Tekstil sektörü yıllarca Türkiye'de öncü olurken, dünya çapında da gelişti ancak sorun şu ki markalaşma ve katma değerli üretim yaratamayınca rekabette ucuzluk kulvarında yer alıyor. Bu da işverenin gözünü tasarruf ettiğinde seslerin yüksek çıkamadığı, enflasyonla ezilse de umursamadığı 'işçi maaşlarına' çeviriyor. Böylelikle çalışan kesim, özellikle tekstil sektöründe hem işini kaybetme tehlikesiyle yaşıyor hem de örnek alınan ülkelerdeki şartlar içleri acıtıyor.

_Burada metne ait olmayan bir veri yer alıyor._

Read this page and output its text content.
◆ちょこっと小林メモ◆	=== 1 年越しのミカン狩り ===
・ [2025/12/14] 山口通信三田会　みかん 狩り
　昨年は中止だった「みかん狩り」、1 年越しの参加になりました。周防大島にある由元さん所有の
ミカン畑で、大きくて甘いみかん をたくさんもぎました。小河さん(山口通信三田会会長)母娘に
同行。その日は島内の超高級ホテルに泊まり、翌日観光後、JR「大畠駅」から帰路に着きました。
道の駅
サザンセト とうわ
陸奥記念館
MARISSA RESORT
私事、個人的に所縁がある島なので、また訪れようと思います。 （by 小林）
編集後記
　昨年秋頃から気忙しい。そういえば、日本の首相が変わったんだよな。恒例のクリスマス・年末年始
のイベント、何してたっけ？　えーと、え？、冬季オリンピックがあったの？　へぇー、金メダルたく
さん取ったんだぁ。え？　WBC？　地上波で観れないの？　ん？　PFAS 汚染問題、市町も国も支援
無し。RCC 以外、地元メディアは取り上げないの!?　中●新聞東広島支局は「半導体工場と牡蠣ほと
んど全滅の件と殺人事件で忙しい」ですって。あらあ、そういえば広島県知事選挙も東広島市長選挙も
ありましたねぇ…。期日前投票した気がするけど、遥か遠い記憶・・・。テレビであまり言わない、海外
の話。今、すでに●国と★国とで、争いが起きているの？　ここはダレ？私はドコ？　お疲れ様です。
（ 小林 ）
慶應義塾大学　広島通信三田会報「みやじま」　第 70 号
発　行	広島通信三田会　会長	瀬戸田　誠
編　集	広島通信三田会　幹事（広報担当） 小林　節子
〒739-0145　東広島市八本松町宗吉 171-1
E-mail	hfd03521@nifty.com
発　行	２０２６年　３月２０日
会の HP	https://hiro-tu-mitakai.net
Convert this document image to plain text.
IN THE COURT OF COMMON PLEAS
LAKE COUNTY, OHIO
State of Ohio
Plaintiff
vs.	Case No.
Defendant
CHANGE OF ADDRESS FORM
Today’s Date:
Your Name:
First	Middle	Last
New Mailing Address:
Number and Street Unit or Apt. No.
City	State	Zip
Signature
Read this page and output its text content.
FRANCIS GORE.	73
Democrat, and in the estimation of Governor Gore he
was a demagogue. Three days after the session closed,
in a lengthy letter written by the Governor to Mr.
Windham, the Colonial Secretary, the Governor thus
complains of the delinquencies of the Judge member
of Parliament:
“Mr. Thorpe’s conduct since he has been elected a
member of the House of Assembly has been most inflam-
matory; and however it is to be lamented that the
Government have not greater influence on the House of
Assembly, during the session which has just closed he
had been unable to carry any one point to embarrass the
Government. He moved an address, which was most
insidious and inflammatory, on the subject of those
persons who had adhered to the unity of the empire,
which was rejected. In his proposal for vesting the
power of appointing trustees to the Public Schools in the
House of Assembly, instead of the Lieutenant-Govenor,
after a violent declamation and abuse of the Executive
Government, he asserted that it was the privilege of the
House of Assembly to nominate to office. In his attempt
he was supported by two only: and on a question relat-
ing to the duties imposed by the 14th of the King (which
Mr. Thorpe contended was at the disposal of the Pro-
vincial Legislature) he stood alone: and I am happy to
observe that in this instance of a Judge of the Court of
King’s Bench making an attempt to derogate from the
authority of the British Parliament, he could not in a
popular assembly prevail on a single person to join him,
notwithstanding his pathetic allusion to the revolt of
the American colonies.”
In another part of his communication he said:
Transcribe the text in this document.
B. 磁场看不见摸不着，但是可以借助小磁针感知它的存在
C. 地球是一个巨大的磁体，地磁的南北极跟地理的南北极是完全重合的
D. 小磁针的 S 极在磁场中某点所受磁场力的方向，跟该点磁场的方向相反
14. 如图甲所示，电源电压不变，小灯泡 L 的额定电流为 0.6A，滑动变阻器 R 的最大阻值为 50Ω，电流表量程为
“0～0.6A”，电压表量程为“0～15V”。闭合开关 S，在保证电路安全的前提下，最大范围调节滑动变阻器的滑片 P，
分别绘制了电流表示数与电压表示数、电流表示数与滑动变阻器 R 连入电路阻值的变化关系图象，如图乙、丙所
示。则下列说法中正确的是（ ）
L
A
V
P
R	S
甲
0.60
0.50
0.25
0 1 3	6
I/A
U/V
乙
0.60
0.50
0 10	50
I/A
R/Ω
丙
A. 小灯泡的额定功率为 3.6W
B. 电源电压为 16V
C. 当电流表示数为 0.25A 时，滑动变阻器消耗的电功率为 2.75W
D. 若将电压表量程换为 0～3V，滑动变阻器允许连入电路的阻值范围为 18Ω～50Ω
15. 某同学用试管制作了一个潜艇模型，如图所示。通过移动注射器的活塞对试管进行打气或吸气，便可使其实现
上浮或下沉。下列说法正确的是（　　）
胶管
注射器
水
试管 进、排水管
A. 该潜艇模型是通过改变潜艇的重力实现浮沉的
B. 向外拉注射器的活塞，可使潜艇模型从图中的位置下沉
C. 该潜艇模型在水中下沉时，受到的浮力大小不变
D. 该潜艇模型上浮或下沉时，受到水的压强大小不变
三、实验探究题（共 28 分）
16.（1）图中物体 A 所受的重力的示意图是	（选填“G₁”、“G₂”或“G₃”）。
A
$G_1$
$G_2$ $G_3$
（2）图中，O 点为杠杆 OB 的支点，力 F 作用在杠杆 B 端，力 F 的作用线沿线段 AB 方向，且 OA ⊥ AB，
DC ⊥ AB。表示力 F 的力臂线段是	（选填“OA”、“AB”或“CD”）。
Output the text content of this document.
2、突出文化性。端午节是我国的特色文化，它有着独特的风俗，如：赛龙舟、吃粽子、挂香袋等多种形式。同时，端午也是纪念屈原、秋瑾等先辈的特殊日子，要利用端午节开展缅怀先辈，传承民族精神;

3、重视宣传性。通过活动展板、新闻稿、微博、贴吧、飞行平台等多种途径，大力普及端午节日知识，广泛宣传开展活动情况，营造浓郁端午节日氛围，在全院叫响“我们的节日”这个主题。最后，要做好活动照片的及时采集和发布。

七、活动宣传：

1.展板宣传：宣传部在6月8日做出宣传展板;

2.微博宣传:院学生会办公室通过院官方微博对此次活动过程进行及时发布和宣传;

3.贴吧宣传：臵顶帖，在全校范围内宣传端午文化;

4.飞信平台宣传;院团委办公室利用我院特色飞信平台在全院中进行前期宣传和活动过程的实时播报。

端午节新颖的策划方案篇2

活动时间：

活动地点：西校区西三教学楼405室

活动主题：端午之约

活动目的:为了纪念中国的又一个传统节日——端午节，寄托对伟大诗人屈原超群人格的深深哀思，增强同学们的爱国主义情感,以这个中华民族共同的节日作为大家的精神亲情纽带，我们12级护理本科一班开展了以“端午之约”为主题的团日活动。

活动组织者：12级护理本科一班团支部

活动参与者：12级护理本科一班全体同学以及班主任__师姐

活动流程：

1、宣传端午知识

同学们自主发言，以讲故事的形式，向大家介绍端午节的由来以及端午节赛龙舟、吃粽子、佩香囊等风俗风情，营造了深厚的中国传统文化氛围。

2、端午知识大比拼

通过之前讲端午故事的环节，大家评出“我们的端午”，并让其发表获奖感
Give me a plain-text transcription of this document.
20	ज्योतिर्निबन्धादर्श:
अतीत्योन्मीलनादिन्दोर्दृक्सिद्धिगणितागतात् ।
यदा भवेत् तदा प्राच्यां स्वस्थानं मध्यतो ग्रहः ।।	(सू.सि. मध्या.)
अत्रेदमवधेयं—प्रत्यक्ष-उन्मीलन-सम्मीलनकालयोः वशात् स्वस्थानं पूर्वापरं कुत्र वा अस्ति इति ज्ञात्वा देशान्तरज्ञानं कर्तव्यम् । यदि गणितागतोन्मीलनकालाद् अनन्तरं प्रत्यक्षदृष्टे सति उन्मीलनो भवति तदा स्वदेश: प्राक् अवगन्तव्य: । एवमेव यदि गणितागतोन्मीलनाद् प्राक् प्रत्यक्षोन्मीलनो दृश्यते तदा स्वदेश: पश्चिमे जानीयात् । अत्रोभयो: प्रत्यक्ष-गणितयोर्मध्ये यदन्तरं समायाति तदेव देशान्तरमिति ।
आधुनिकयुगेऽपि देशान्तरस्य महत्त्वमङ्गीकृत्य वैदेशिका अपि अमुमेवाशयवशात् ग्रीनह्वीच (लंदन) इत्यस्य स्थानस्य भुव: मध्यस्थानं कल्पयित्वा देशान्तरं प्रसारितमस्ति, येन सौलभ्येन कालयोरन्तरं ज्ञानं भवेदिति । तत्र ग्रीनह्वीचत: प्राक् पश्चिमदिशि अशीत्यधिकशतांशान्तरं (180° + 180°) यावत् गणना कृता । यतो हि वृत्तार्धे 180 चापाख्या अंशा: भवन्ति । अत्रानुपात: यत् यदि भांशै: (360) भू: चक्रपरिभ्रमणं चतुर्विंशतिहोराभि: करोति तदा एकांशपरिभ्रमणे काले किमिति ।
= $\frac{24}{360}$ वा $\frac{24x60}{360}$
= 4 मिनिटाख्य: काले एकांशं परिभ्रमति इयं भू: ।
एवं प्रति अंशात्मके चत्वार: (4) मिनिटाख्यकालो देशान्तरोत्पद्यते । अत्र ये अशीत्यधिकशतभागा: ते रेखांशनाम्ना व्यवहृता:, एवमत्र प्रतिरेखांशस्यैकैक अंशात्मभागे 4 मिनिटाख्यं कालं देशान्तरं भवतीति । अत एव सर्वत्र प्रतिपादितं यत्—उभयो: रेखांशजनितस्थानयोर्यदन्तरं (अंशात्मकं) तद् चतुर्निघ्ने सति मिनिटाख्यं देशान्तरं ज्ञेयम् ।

Türkiye'nin ihracat öncelikli modelinde tekstil sektörü öne çıkıyor. Tarihten gelen sorunlarla halen "sanayide devrim" sorunsalı yaşanan Türkiye'de, markalaşma ve katma değerli üretim sorunları, Cumhuriyet'i kurarken dev fabrikalar kuran ülkemizde 100 yıl sonra da tartışılıyor.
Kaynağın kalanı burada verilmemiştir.